The U.S. delegation took over the entire Raffles Hotel and made many adjustments. Here the main lobby and reception desk is blocked off by partitions erected to move people like me through security. Secret Service personnel were everywhere!

Quite an interesting day!

Mission Sunday

This year Bishop Olivier invited the lay missioners working in Phnom Penh to attend mass with him on Mission Sunday. There are not nearly the numbers of lay missioners we had before.
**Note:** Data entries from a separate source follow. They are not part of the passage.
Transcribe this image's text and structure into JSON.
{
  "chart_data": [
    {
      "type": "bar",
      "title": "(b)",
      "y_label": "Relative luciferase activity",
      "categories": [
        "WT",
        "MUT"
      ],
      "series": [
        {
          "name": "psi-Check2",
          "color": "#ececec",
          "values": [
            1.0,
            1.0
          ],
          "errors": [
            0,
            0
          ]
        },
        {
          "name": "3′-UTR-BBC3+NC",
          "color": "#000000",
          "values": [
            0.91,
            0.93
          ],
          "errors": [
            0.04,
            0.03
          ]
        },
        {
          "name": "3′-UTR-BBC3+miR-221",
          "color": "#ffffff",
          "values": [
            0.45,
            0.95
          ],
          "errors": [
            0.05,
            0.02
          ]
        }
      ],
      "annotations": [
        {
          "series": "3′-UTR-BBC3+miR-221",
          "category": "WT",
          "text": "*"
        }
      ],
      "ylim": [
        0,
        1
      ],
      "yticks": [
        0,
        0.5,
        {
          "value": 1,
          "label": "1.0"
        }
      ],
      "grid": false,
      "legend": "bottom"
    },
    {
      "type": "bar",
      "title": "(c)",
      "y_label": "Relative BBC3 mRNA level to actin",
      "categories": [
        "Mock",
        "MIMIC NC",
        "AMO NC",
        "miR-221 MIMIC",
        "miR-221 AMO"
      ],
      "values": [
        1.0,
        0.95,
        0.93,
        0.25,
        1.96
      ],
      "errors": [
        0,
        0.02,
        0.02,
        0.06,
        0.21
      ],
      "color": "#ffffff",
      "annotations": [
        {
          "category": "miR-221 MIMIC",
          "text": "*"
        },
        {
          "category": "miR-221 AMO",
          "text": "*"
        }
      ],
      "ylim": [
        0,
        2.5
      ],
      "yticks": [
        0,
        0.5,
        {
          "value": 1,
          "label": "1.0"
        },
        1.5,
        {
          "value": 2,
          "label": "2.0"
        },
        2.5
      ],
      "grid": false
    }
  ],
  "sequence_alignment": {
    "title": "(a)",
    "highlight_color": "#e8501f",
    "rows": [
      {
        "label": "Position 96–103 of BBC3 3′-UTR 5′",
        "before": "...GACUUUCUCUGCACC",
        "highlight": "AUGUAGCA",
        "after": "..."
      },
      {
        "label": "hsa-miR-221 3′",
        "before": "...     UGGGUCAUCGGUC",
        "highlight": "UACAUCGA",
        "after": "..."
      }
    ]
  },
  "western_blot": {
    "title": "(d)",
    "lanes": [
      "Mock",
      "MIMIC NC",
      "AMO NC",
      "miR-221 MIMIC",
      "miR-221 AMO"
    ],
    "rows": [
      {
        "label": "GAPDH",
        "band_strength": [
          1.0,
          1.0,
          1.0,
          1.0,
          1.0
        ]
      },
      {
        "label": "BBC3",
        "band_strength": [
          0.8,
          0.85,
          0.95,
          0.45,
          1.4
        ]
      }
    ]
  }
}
After mass Bishop Olivier blessed the ashes of two veteran lay missioners who died here in the past year.
Then the lay missioners met for more than an hour with Bishop Olivier as he discussed his thought and plans for the diocese and for the missioners.
Before we left we had a group photo.

Siem Reap MKLM Retreat

On the morning of the final day of the MKLM retreat, we had another session with Beth Goldring.
Then we had a closing liturgy. Beth introduced it with a Buddhist chant wishing the well being of all living things and all creation.
We then continued with a simple mass.

The rooms at the center are simple but quite adequate.
The environment cooperated for this retreat. There were a few rain showers but the weather was not uncomfortably hot and we didn’t miss air conditioning. There were some mosquitoes but they were contained by repellent and the mosquito nets.

Siem Reap MKLM Retreat

Friday / 28 October 2022

For this retreat, the Maryknoll Lay Missioners were served all their meals in this dining area at the rear of the property instead of in the big dining hall. This is Friday breakfast.
Jesuit Refugee Services (JSR) is one of the leading actors in the campaign against landmines, both in Cambodia and in 50 other countries. This Metta Karuna Center also provides jobs for people disabled by landmines and so all the buildings are accessible. Here a long wheelchair ramp provices access to the second floor.
Beth Goldring (R) presented in morning and afternoon sessions about precepts and ideas from Buddhism and there was much discussion about how they could apply to our lives and our ministries and how they relate to nonviolence.
These are two of the Khmer-style statues found on the center grounds.
This evening we watched an hour-long video on the peace marches of 300 Buddhist monks walking through former Khmer Rouge territory to support and inspire the people in the aftermath of the Pol Pot regime.